Ohhhh, foolish young man! It may be the only *safe  * thing to do with craposas. u

:ms NCRM


----------



## Nathan (May 11, 2005)

NCRadioMan said:


> Ohhhh, foolish young man! It may be the only *safe  * thing to do with craposas. u
> 
> :ms NCRM


Hey I was talking about the beer!


----------



## NCRadioMan (Feb 28, 2005)

Nathan said:


> Hey I was talking about the beer!


My bad! When I see or hear "cremosa", I think of garbage right away. 

:ms NCRM


----------



## Da Klugs (Jan 8, 2005)

The Cremosa / Tamboril express has sailed.

03021790000231962953


----------



## altbier (Feb 20, 2005)

Ahhhh, the spoils of victory!

Thanks Klugs, I enjoyed the Upman today after a long Sunday of no smoking.

Cheers!


----------



## ATLHARP (May 3, 2005)

Ouch, Altbier's bombs hurt! Anyone seen my helmet............this is WAR!

lol!


----------



## altbier (Feb 20, 2005)

LOL, and you need to share that with ron!


----------



## DonJefe (Dec 1, 2003)

altbier said:


> Ahhhh, the spoils of victory!
> 
> Thanks Klugs, I enjoyed the Upman today after a long Sunday of no smoking.
> 
> Cheers!


Oh my God, just seeing that Cremosa is going to guarantee another night of nightmares!!


----------



## Da Klugs (Jan 8, 2005)

altbier said:


> Ahhhh, the spoils of victory!
> 
> Thanks Klugs, I enjoyed the Upman today after a long Sunday of no smoking.
> 
> Cheers!


Don't let the Cremosa touch any of the good ones. I packaged them seperately so your bad. :r

You were right and I was wrong. I may be investing in a new CUT for the causal agent.


----------



## ATLHARP (May 3, 2005)

altbier said:


> LOL, and you need to share that with ron!

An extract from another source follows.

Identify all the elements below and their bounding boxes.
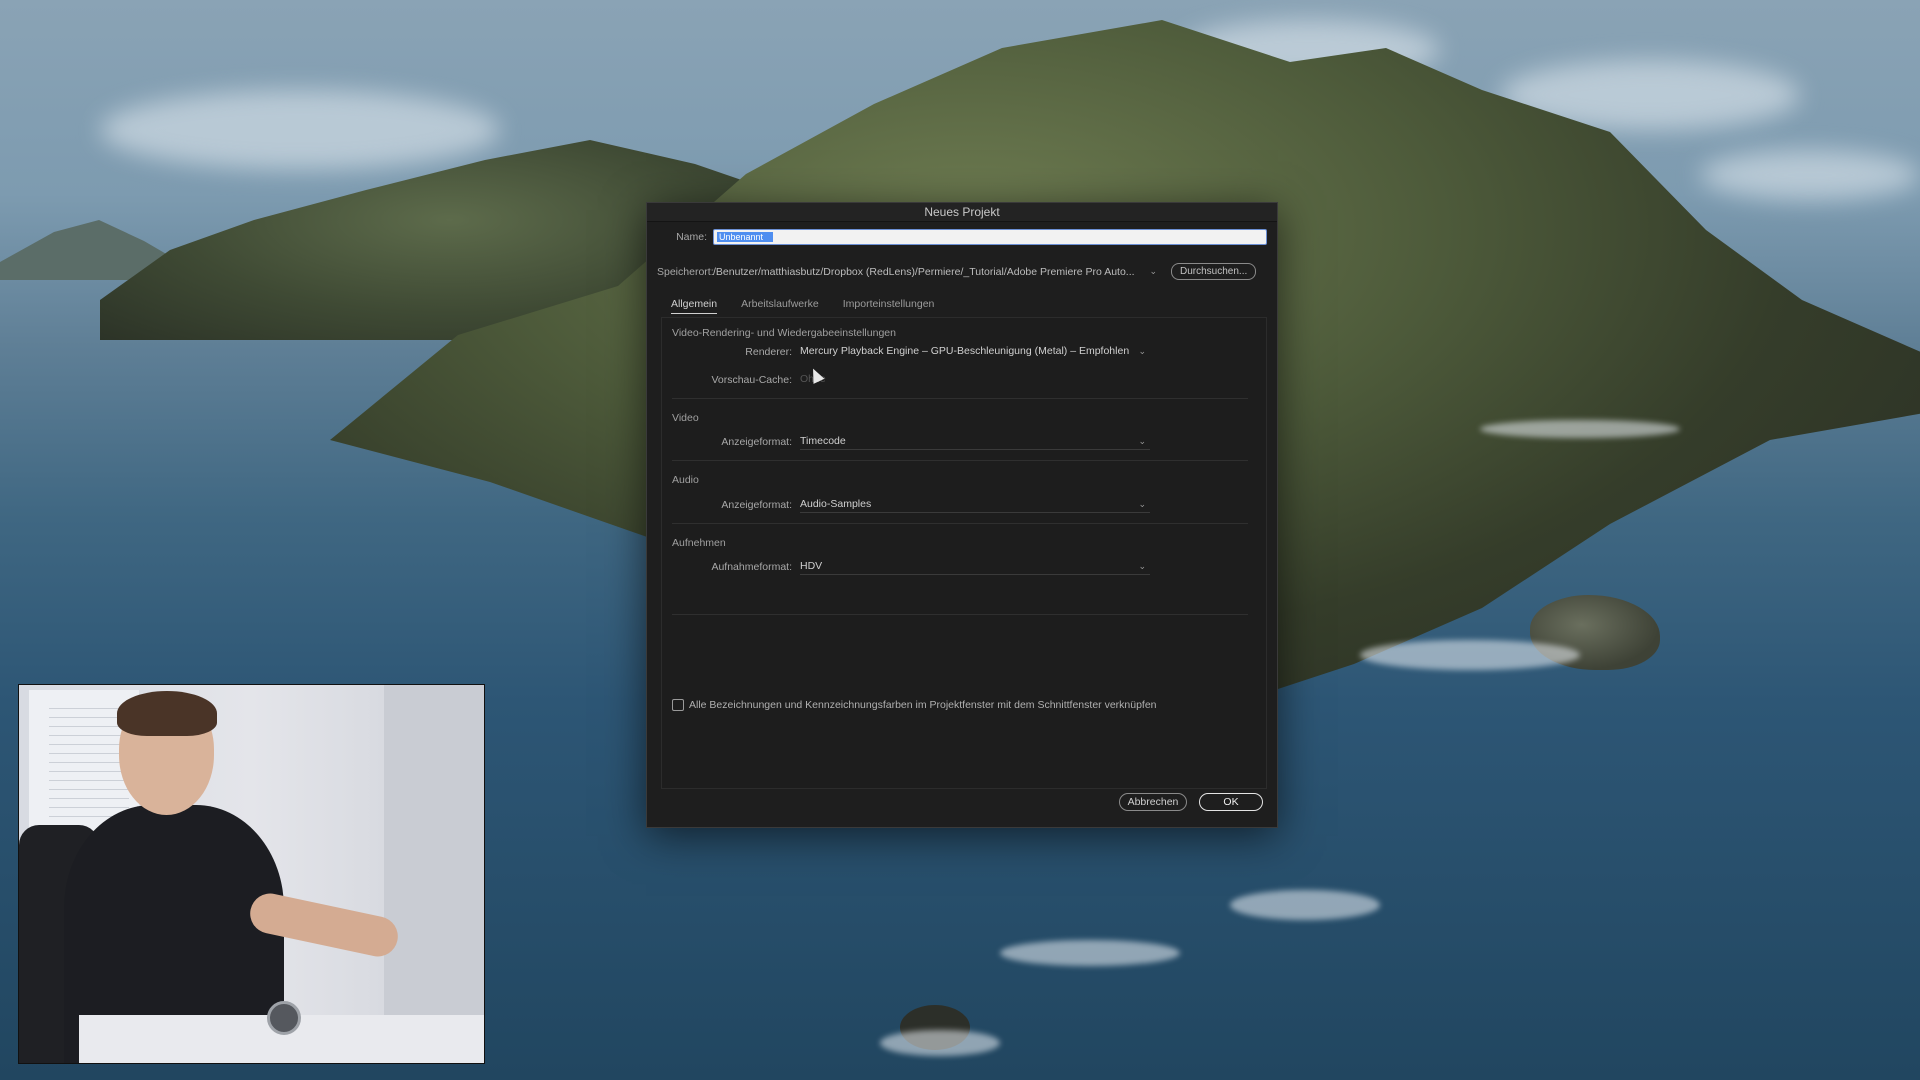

Don't worry, I am sharing the sauce with everyone at the shop and Ron! Man, there's enough to go around. Remember Richmond was bombed more than once! 

hahaha!

ATL


----------



## Ron1YY (Mar 3, 2005)

George, You ROCK Bro!!!! I just hooked up with AtlHarp and WHAT A BOMB!!!! It just blew me away!!! Thank you so much!!!! I'll give you a call over the weekend...


Ron


----------